Судно протекало мимо Византии, Смирны, Пирея, Салоник, — судно шло синью Босфора, Дарданелл, Эгейи, Средиземья. Все это протекало мимо. Чем дальше шло судно, тем страстнее неслись молитвы из трюма, из моленной, тем жестче сжимались руки и глотки в молитве. Уже за недалекими синями — обетованная земля; изгнание — окончено. Каждый, кто ступит на землю отцов, поцелует эту землю, священнейшую, родину.
В Салониках, — городе, разбитом и разграбленном так же, как Смирна, где целые кварталы лежат в развалинах, — на пароход села семья греческих евреев, сефардим. Их было семеро: старуха-мать — бабушка, сын-отец, жена и дети. Это были евреи второго — испанского — пути рассеяния. Их предки расстались с предками едущих на пароходе, полторы тысячи лет назад. В Салониках неимоверно жарило солнце, день был золот и синь. Эти евреи, конечно, ни слова не знали по-русски. Они поспешно взбирались по трапу. И на палубе вся семья — от старухи, которая шла впереди, до четырехлетнего ребенка, — все заплакали, все протягивали руки и, восклицая на древнем языке, все — они страстно, почти истерически, как братья, которые не виделись десятки лет — попадали в объятья, страстно целовали всех евреев, что были на палубе.
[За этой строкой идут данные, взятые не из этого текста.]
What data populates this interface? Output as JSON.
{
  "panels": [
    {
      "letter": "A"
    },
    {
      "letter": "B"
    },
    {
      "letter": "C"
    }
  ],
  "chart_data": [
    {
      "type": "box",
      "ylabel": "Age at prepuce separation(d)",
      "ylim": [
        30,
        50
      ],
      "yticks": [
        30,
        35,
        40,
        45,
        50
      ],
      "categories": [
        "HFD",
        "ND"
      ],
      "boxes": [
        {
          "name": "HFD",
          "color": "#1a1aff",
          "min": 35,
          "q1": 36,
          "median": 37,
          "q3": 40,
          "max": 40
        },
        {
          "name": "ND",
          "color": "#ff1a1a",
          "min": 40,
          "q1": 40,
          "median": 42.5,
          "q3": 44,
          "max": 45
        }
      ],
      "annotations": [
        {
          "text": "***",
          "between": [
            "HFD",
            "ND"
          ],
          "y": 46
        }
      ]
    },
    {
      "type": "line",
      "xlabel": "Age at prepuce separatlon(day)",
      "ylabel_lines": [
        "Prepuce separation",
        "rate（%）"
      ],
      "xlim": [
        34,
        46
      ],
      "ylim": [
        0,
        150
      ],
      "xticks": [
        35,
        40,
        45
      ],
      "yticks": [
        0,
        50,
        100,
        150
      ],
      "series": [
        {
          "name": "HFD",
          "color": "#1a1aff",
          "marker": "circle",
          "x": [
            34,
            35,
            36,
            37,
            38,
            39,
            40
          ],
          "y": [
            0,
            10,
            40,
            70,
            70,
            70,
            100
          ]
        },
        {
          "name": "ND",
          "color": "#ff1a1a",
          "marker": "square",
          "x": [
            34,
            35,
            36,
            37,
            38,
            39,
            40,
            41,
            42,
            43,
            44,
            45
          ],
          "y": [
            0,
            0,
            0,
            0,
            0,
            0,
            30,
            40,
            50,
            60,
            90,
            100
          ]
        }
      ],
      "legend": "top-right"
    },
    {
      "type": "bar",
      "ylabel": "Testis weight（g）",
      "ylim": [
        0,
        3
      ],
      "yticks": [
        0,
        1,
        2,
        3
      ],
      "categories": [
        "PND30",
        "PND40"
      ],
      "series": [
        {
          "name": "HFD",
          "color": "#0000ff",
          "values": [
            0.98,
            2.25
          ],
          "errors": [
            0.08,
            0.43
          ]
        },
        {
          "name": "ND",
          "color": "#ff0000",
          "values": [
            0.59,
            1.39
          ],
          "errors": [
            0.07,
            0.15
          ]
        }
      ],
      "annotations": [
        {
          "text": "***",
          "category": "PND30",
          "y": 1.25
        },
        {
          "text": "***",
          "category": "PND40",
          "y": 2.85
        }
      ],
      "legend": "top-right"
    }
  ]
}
И те, что были на палубе, поистине, вставали в очереди, как в Москве в 1919 году за хлебом, чтобы поцеловаться, — пусть у некоторых это было формальностью. В моленной, в трюме — на железе палубы, на канатах, на подостланных матрацах — сидели люди в телесах и тфилнах, молились Адонаи; там чадно горели свечи и нечем было дышать.
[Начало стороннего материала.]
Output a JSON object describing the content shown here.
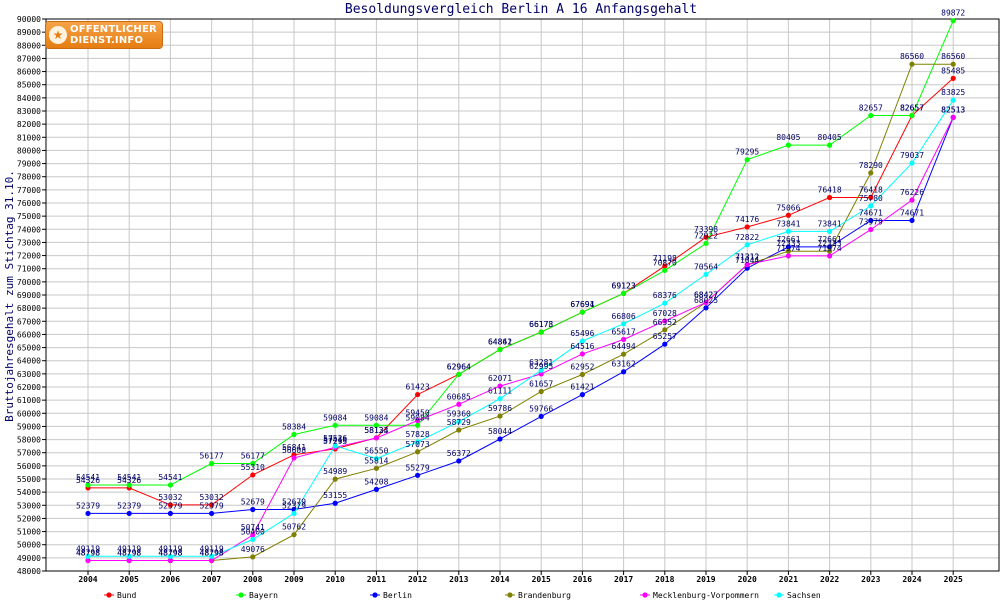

Однажды море развело волну, это было уже в Средиземьи. И море и небо посвинцевели, загудел в стройках на пароходе маистра, зеленая муть волн полезла на палубы. Люди тогда хворали морской болезнью. Человеческие тела завалили все палубы. Первыми затошнились женщины, потеряли в болезни стыд. Стонали, причитали, валялись, не следя за платьями, их рвало тут же на палубы, около подушек и голов. Иные висели над бортами, и ветер метал их волосы. За бортом величествовали стихии. На борту страдали люди. Меж тел ходила команда, иных тащила к борту, иным притаскивала воды, иных водила по сортирам. Ходил по палубам молчаливый доктор, больные просили у него спасения, — доктор отмалчивался, лишь изредка, неизвестно почему, спрашивал у женщин таинственным голосом, — «а что, понос имеется?» — женщины поспешно рассказывали обо всем том, как варит их желудок, — и доктор проходил мимо. Когда доктор видел уж очень побледневшие лица, уж очень запекшиеся губы, то говорил санитарам, чтобы облили холодной водой и относили на спардэк, к трубам, на ветер и туда, где меньше качало. По палубам со шваброй ходил боцман, покойный человек; он подходил к тем, кто томился, и спрашивал:- «что, мутит?» — и производил тот звук, который не передать литерами, который производится во время рвоты, «ы-ык», — и человека сейчас же судорожно тошнило от этого звука; боцман шваброй растирал по палубам рвоту и говорил: — «Самое верное дело поблевать, сразу легче. Опять же я подмыл!» — За бортом стихийствовало море. В эти часы особенно много было людей в моленной. Во мраке там нечем было дышать от запаха рвоты. Огни свечей метались от качки. Там исступленно молились люди, страдающие качкой, горе поднимая запекшиеся бороды.
А в ночь перед Палестиной море гремело грозой. Во мраке исчезли небо и вода. Только молнии кололи и рвали небо и воду, и выл ветер, и гремел гром. Было очень странно смотреть, как, когда померкнет молния, светится еще — фосфорически — вода; — и тогда казалось, что грохочет громом не небо, а вода, вот та, что лезет на палубы, вот та, в которую зарывается нос судна. Всегда величественны и грозны грозы. На судне никто не спал, но все люди, табунами, забились по щелям, дальше от грозы, в страхе, в молитвах.